Cedars-Sinai Heart Institute, Los Angeles, California 90048, USA.
Stem Cells. 2012 Dec;30(12):2835-42. doi: 10.1002/stem.1184.
In order for bloodborne stem cells to be effective in tissue regeneration, cells must cross vessel walls and enter the parenchyma. Although such transmigration does occur, the mechanism remains elusive. Leukocytes invade tissue by diapedesis; stem cells are commonly assumed to do likewise, but evidence is lacking. Cardiac-derived regenerative cells and multicellular cardiospheres (CSPs) were infused into the coronary vessels of rat hearts. Serial histology revealed a novel mechanism of cell transmigration, "active vascular expulsion," which underlies the extravasation of infused cells and cell aggregates. In this mechanism, the vascular barrier undergoes extensive remodeling, while the cells themselves are relatively passive. The mechanism was confirmed in vivo by serial intravital microscopy of CSP extravasation in a dorsal skin flap model. Integrins and matrix metalloproteinases play critical roles in active vascular expulsion. In vitro models revealed that active vascular expulsion is generalizable to other stem cell types and to breast cancer cells. Recognition of active vascular expulsion as a mechanism for transvascular cell migration opens new opportunities to enhance the efficacy of vascularly delivered cell therapy.
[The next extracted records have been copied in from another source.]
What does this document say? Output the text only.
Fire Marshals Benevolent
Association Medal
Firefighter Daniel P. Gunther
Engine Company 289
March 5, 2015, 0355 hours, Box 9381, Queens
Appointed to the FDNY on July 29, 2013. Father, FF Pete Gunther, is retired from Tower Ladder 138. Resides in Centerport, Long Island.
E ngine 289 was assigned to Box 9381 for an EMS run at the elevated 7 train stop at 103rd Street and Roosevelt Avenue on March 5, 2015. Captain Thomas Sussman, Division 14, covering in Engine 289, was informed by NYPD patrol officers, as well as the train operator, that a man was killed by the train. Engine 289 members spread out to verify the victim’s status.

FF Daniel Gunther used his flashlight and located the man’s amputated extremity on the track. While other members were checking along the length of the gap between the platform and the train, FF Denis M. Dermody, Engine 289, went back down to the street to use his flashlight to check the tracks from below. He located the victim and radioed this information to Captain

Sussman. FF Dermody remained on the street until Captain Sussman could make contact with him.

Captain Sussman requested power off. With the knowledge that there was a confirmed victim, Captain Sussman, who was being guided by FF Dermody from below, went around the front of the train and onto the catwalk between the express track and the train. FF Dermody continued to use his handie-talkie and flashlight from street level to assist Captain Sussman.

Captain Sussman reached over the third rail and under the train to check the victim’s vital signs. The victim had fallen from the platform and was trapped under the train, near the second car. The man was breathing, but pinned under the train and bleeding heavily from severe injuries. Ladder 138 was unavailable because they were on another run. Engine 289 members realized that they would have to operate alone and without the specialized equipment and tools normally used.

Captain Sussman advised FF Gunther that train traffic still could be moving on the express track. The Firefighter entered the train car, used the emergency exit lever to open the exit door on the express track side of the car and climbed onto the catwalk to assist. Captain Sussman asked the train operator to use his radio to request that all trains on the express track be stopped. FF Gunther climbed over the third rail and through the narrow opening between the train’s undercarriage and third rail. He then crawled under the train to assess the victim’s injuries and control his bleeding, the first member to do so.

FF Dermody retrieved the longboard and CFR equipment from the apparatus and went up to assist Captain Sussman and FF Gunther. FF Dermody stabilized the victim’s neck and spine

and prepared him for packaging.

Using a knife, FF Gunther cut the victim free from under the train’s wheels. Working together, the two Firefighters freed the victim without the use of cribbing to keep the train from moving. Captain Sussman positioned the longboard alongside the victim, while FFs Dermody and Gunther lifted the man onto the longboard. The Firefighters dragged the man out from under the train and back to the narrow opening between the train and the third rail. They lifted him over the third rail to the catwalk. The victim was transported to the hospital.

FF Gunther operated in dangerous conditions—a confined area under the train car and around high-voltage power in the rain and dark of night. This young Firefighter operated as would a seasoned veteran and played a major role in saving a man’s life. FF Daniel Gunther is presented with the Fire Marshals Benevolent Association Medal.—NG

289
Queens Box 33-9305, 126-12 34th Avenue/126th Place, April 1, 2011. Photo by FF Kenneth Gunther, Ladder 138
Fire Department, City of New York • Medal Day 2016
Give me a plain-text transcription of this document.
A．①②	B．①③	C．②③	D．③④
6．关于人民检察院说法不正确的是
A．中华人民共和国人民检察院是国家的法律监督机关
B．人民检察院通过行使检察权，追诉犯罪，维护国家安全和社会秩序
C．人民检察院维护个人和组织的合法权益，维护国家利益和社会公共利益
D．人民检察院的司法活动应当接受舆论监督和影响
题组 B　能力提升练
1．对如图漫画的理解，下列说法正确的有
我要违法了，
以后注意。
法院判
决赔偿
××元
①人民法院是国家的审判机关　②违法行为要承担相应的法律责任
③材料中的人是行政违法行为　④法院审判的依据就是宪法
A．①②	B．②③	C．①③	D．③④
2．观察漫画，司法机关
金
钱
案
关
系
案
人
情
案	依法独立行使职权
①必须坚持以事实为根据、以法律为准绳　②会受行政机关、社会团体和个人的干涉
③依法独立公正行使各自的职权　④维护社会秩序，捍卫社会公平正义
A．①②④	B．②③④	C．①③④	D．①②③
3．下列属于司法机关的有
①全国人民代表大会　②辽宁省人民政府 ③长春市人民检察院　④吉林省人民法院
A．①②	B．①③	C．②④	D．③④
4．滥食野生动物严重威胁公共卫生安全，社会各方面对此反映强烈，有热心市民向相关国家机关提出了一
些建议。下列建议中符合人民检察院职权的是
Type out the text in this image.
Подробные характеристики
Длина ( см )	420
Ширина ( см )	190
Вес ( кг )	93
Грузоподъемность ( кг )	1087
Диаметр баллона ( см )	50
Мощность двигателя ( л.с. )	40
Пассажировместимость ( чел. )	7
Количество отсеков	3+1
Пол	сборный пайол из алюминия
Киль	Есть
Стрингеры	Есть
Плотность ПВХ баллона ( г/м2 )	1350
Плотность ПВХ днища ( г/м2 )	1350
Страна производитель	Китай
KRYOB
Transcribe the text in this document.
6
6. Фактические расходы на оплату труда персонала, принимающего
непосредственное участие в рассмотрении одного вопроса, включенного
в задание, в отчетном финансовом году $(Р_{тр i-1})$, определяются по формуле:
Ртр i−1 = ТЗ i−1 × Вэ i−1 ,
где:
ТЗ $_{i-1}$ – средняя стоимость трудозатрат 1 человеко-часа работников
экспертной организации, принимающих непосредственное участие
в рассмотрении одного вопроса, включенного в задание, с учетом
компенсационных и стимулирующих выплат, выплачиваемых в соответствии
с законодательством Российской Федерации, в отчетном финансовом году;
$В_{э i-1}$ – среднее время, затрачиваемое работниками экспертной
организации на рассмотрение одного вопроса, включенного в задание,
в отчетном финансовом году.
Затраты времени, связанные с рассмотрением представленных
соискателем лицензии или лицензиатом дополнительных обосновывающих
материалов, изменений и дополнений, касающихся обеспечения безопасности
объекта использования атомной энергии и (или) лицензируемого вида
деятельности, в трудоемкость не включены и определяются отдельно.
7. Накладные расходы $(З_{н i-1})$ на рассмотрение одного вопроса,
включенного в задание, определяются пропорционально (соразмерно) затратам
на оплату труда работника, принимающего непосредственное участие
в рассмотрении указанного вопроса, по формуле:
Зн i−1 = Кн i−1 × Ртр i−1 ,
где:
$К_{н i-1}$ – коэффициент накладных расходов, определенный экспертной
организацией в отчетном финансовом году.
为了使血液中的干细胞在组织再生中有效,细胞必须穿过血管壁并进入实质组织。尽管这种迁移确实会发生,但机制仍不清楚。白细胞通过穿胞作用入侵组织;人们通常认为干细胞也是如此,但缺乏证据。心脏来源的再生细胞和多细胞心肌球体(CSP)被注入大鼠心脏的冠状动脉。连续组织学显示了一种新的细胞迁移机制,“主动血管排斥”,这是注入细胞和细胞聚集体外渗的基础。在这种机制中,血管屏障经历了广泛的重塑,而细胞本身相对被动。该机制在活体中通过在背部皮肤瓣模型中对 CSP 外渗的连续活体显微镜检查得到了证实。整合素和基质金属蛋白酶在主动血管排斥中发挥关键作用。体外模型表明,主动血管排斥可推广到其他干细胞类型和乳腺癌细胞。将主动血管排斥识别为跨血管细胞迁移的一种机制,为增强血管内递送细胞治疗的效果开辟了新的机会。